KCS and CP said that this deal is subject to approval by the Surface Transportation Board (STB), whom last April reaffirmed that it would review the CP-KCS deal under pre-2001 merger rules and also the waiver granted to KCS in 2001 to exempt it from those rules. And they added that STB’s review of this deal is expected to be completed in the second half of 2022.
Keith Creel, CP President and Chief Executive Officer, said at last week’s RailTrends conference in New York, which was hosted by Progressive Railroading magazine and independent railroad analyst Tony Hatch, that this deal represents what he called a transformational transaction.
“This is a transaction we pursued with vigor and aggressiveness, and we were fighting for what we believed in,” said Creel. “We prevailed, to this point, with grit, determination, and resolve. We are super-excited about this opportunity. It is the one and only transcontinental railroad [through Canada, the United States, and Mexico] and won’t be replicated. In and of itself, it is a unique combination, which is what motivated a lot of this. It is a combination that allows growth and for the pursuit of the next 140 years. We have a franchise that is a leader, and we are in a very good position.”
As for the future CPKC network, Creel explained it is positioned to provide a unique set of outcomes that will be unparalleled in this industry.

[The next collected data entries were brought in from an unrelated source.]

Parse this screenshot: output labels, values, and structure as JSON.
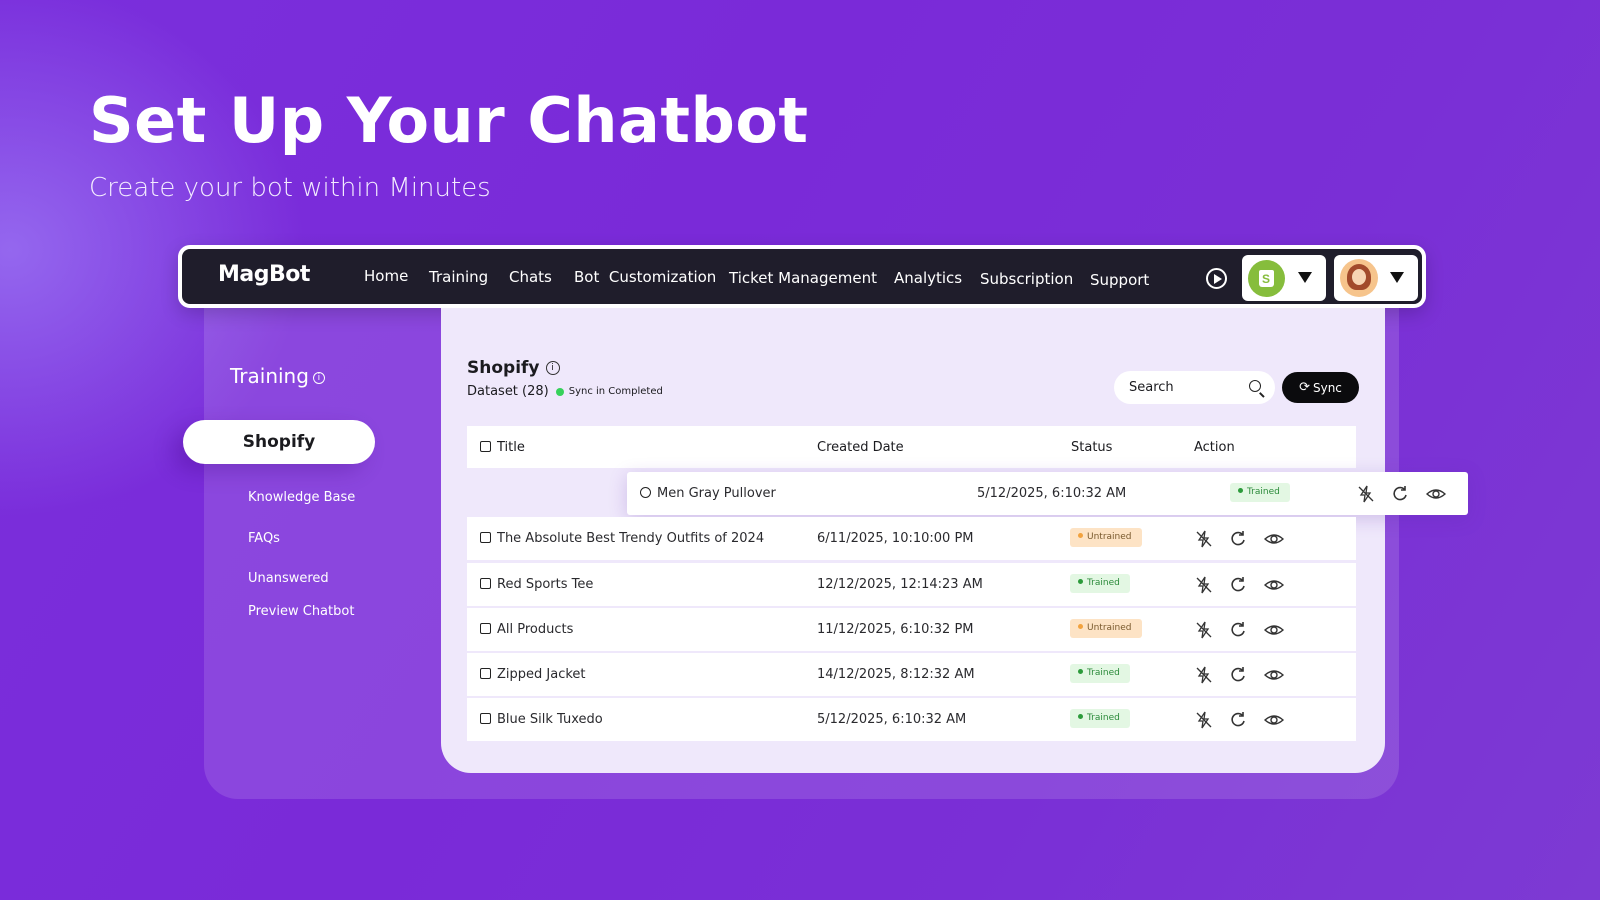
{
  "hero": {
    "title": "Set Up Your Chatbot",
    "subtitle": "Create your bot within Minutes"
  },
  "navbar": {
    "logo": "MagBot",
    "items": [
      "Home",
      "Training",
      "Chats",
      "Bot  Customization",
      "Ticket Management",
      "Analytics",
      "Subscription",
      "Support"
    ],
    "play_icon": "play-circle-icon",
    "store_icon": "shopify-bag-icon",
    "avatar_icon": "user-avatar"
  },
  "sidebar": {
    "title": "Training",
    "active_item": "Shopify",
    "items": [
      "Knowledge Base",
      "FAQs",
      "Unanswered",
      "Preview Chatbot"
    ]
  },
  "main": {
    "title": "Shopify",
    "dataset": "Dataset (28)",
    "sync_status": "Sync in Completed",
    "search_placeholder": "Search",
    "sync_button": "Sync",
    "columns": [
      "Title",
      "Created Date",
      "Status",
      "Action"
    ],
    "rows": [
      {
        "title": "Men Gray Pullover",
        "date": "5/12/2025, 6:10:32 AM",
        "status": "Trained"
      },
      {
        "title": "The Absolute Best Trendy Outfits of 2024",
        "date": "6/11/2025, 10:10:00 PM",
        "status": "Untrained"
      },
      {
        "title": "Red Sports Tee",
        "date": "12/12/2025, 12:14:23 AM",
        "status": "Trained"
      },
      {
        "title": "All Products",
        "date": "11/12/2025, 6:10:32 PM",
        "status": "Untrained"
      },
      {
        "title": "Zipped Jacket",
        "date": "14/12/2025, 8:12:32 AM",
        "status": "Trained"
      },
      {
        "title": "Blue Silk Tuxedo",
        "date": "5/12/2025, 6:10:32 AM",
        "status": "Trained"
      }
    ]
  },
  "colors": {
    "background": "#7a2ad8",
    "navbar": "#1f1d2b",
    "trained": "#2c8b3b",
    "untrained": "#f2a23e",
    "sync_dot": "#36d15a"
  }
}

“When you think about the need for this, there has never been a greater need,” he said. “I am thinking about the environment we will be serving in a better way, that communities—that because of this transaction—it enables and unlocks investment for infrastructure and installs PTC (Positive Train Control)…and all of the details of running a business and running it efficiently and safely. It will also take trucks off of the road. We have said for a long time that we [trains] are 75% more fuel-efficient. The number of trucks that come across the Mexican border from Laredo into the Midwest, to Kansas City and Chicago and into Canada…to be able to take that environmental opportunity and match it with an economic opportunity will be…is among the reasons we are excited for this opportunity.”